Rechtbank Zeeland-West-Brabant oordeelt dat het volstrekt ongeloofwaardig is dat de gemachtigde het bezwaar tijdig bij zichzelf als medewerker van de Belastingdienst heeft ingediend, ruim zeven maanden thuis heeft laten liggen en vervolgens zes dagen na het Kerstarrest bij de receptie van de Belastingdienst heeft afgegeven. De inspecteur moet binnen vier weken beslissen om het verzoek al dan niet aan te wijzen als ‘massaal bezwaar plus’.

X is voor 2020 in de vermogensrendementsheffing van box 3 betrokken. De aanslag dateert van 15 mei 2021. Haar gemachtigde is een medewerker van de Belastingdienst, die stelt dat het bezwaar op die datum bij zichzelf is ingediend. Op 30 december 2021 deponeert de gemachtigde het bezwaar alsnog bij de receptie van de Belastingdienst in Breda. De inspecteur moet binnen vier weken een beslissing nemen om al dan niet aan te wijzen als ‘massaal bezwaar plus’, een beslissing te nemen.

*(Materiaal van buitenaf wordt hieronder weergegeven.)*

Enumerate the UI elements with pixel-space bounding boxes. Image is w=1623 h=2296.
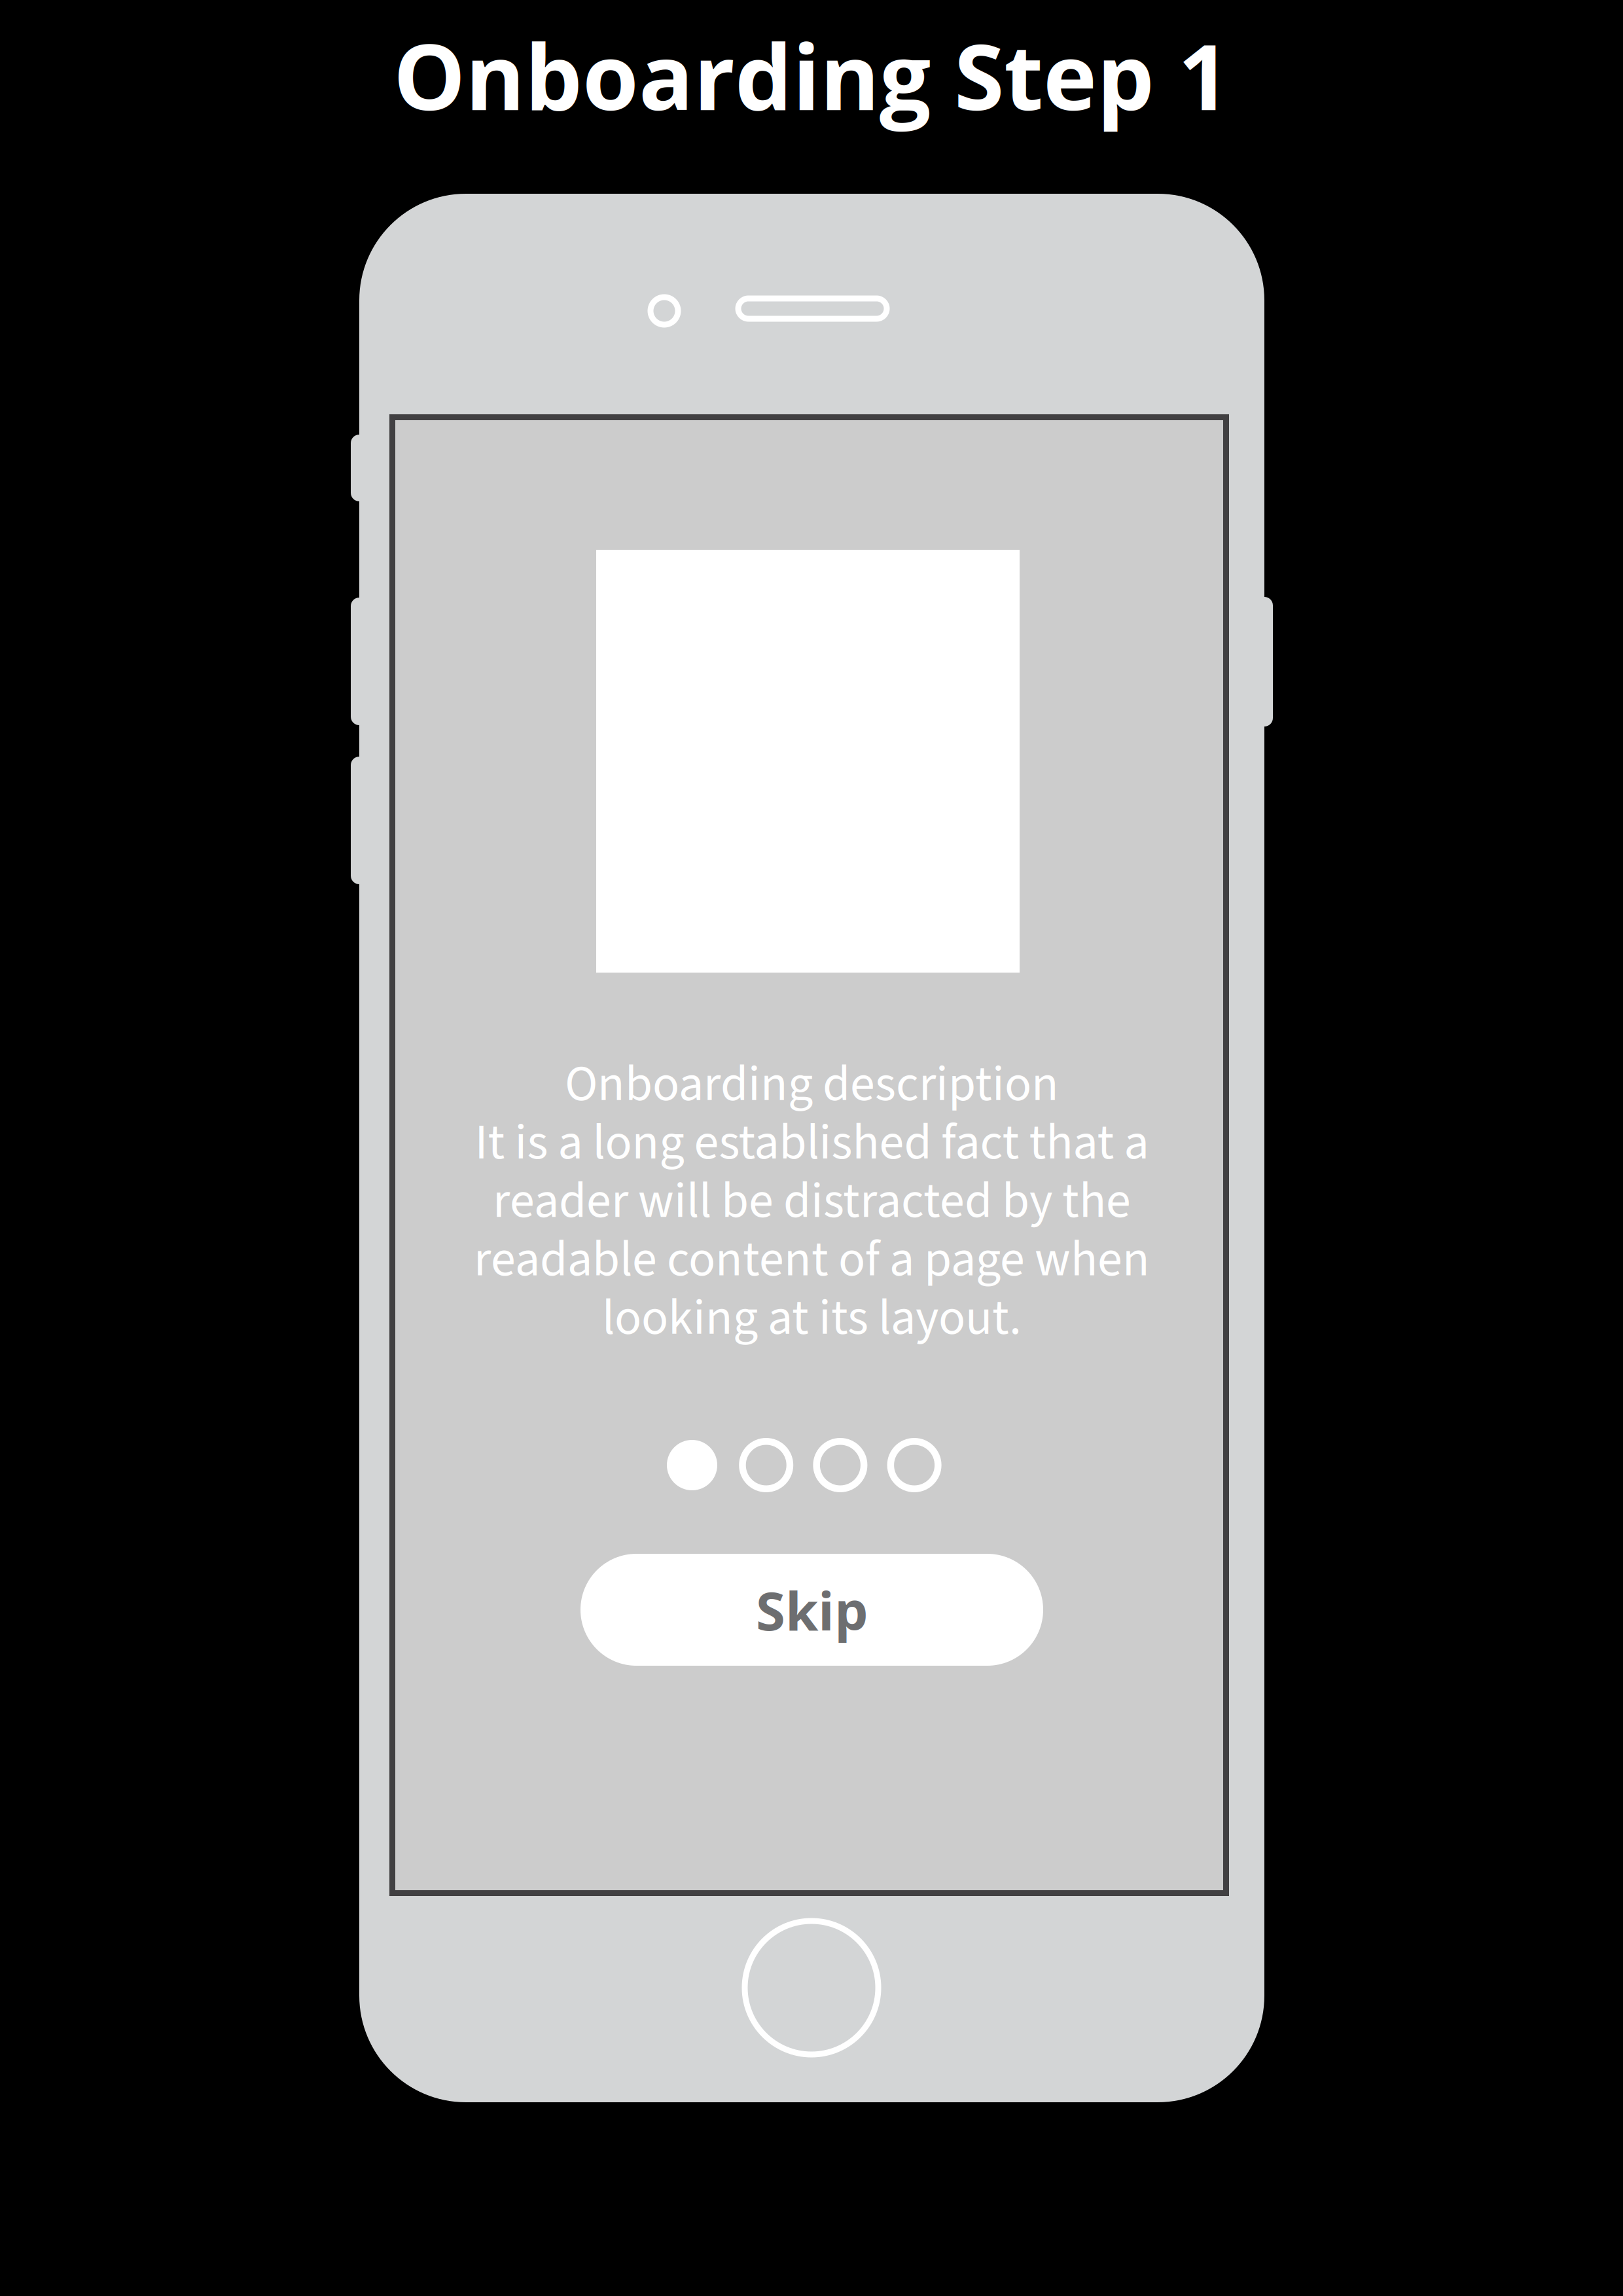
button[interactable]: Go to page 2 [739, 1438, 793, 1492]
staticText: Onboarding description [565, 1049, 1059, 1120]
button[interactable]: Go to page 4 [887, 1438, 941, 1492]
staticText: readable content of a page when [474, 1224, 1150, 1295]
staticText: Onboarding Step 1 [393, 13, 1230, 137]
staticText: Skip [756, 1573, 868, 1646]
button[interactable]: Go to page 3 [813, 1438, 867, 1492]
staticText: It is a long established fact that a [475, 1108, 1149, 1178]
staticText: reader will be distracted by the [493, 1166, 1131, 1237]
button[interactable]: Skip [580, 1554, 1043, 1666]
button[interactable]: Page 1 of 4, current page [665, 1438, 719, 1492]
staticText: looking at its layout. [602, 1283, 1022, 1354]
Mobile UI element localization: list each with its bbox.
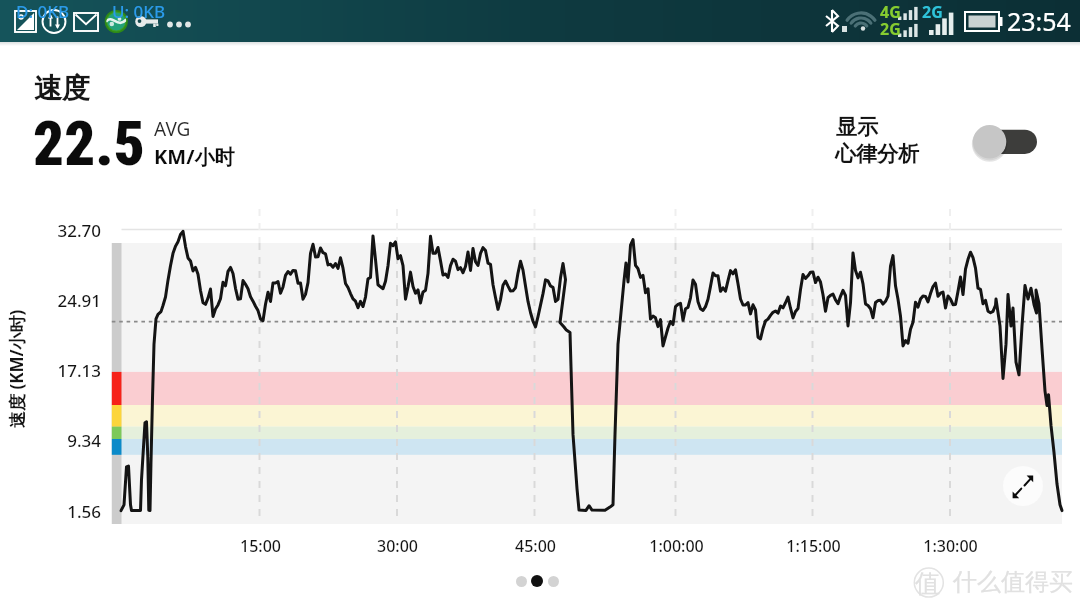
button[interactable]: Expand chart <box>1003 466 1043 506</box>
staticText: AVG <box>154 116 191 142</box>
staticText: 15:00 <box>240 535 281 557</box>
staticText: 45:00 <box>515 535 556 557</box>
staticText: 1:15:00 <box>786 535 841 557</box>
button[interactable]: Show heart rate analysis toggle <box>828 112 1043 172</box>
staticText: 30:00 <box>377 535 418 557</box>
staticText: 22.5 <box>33 108 146 179</box>
staticText: 1:00:00 <box>649 535 704 557</box>
staticText: 2G <box>922 1 943 23</box>
button[interactable]: Page 3 <box>546 574 560 588</box>
button[interactable]: Page 2, selected <box>530 574 544 588</box>
staticText: 速度 (KM/小时) <box>5 309 28 428</box>
staticText: 24.91 <box>57 289 101 312</box>
staticText: 2G <box>880 18 901 40</box>
staticText: D: 0KB <box>16 0 70 23</box>
staticText: 速度 <box>34 71 90 106</box>
staticText: 9.34 <box>67 429 101 452</box>
staticText: 什么值得买 <box>953 567 1073 597</box>
button[interactable]: Page 1 <box>514 574 528 588</box>
staticText: 23:54 <box>1007 4 1071 38</box>
staticText: 心律分析 <box>835 141 919 167</box>
staticText: 1:30:00 <box>923 535 978 557</box>
staticText: 值 <box>915 568 940 599</box>
staticText: 1.56 <box>67 500 101 523</box>
staticText: 显示 <box>836 114 878 140</box>
staticText: 4G <box>880 1 901 23</box>
staticText: 32.70 <box>57 219 101 242</box>
staticText: U: 0KB <box>112 0 166 23</box>
staticText: KM/小时 <box>154 143 235 170</box>
staticText: 17.13 <box>57 359 101 382</box>
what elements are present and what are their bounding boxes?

Rechtbank Zeeland-West-Brabant oordeelt dat het volstrekt ongeloofwaardig is dat de gemachtigde op 15 mei 2021 het bezwaar bij zichzelf heeft ingediend, ruim zeven maanden thuis heeft laten liggen en vervolgens zes dagen na het HR-Kerstarrest bij de receptie van de Belastingdienst heeft afgegeven. Het bezwaar is niet-ontvankelijk wegens termijnoverschrijding. Het bezwaar kan worden aangemerkt als een verzoek om ambtshalve vermindering. Er is niet tijdig op dit verzoek beslist. De rechtbank draagt de inspecteur op om op dit verzoek beslissen.

Recent is bekend geworden dat een ‘massaal bezwaar plus’-procedure kan worden gevoerd over de vraag of aan belastingplichtigen die niet tijdig bezwaar hebben gemaakt rechtsherstel moet worden verleend. De aanwijzing vindt naar verwachting begin 2023 plaats. De rechtbank draagt de inspecteur op om binnen vier weken na de datum van de beslissing om verzoeken als die van belanghebbende al dan niet aan te wijzen als ‘massaal bezwaar plus’, een beslissing te nemen. Als de aanwijzing voor het verzoek van X geldt, dan wordt de termijn om te beslissen opgeschort tot en met de dag voorafgaande aan de dag waarop de collectieve uitspraak wordt gedaan.

De rechtbank bepaalt dat de inspecteur een dwangsom van € 100,- moet betalen voor elke dag waarmee de beslistermijn nu nog wordt overschreden met een maximum van € 15.000. Voor de reeds verstreken periode sinds de ingebrekestelling ontvangt X een dwangsom van € 1.442.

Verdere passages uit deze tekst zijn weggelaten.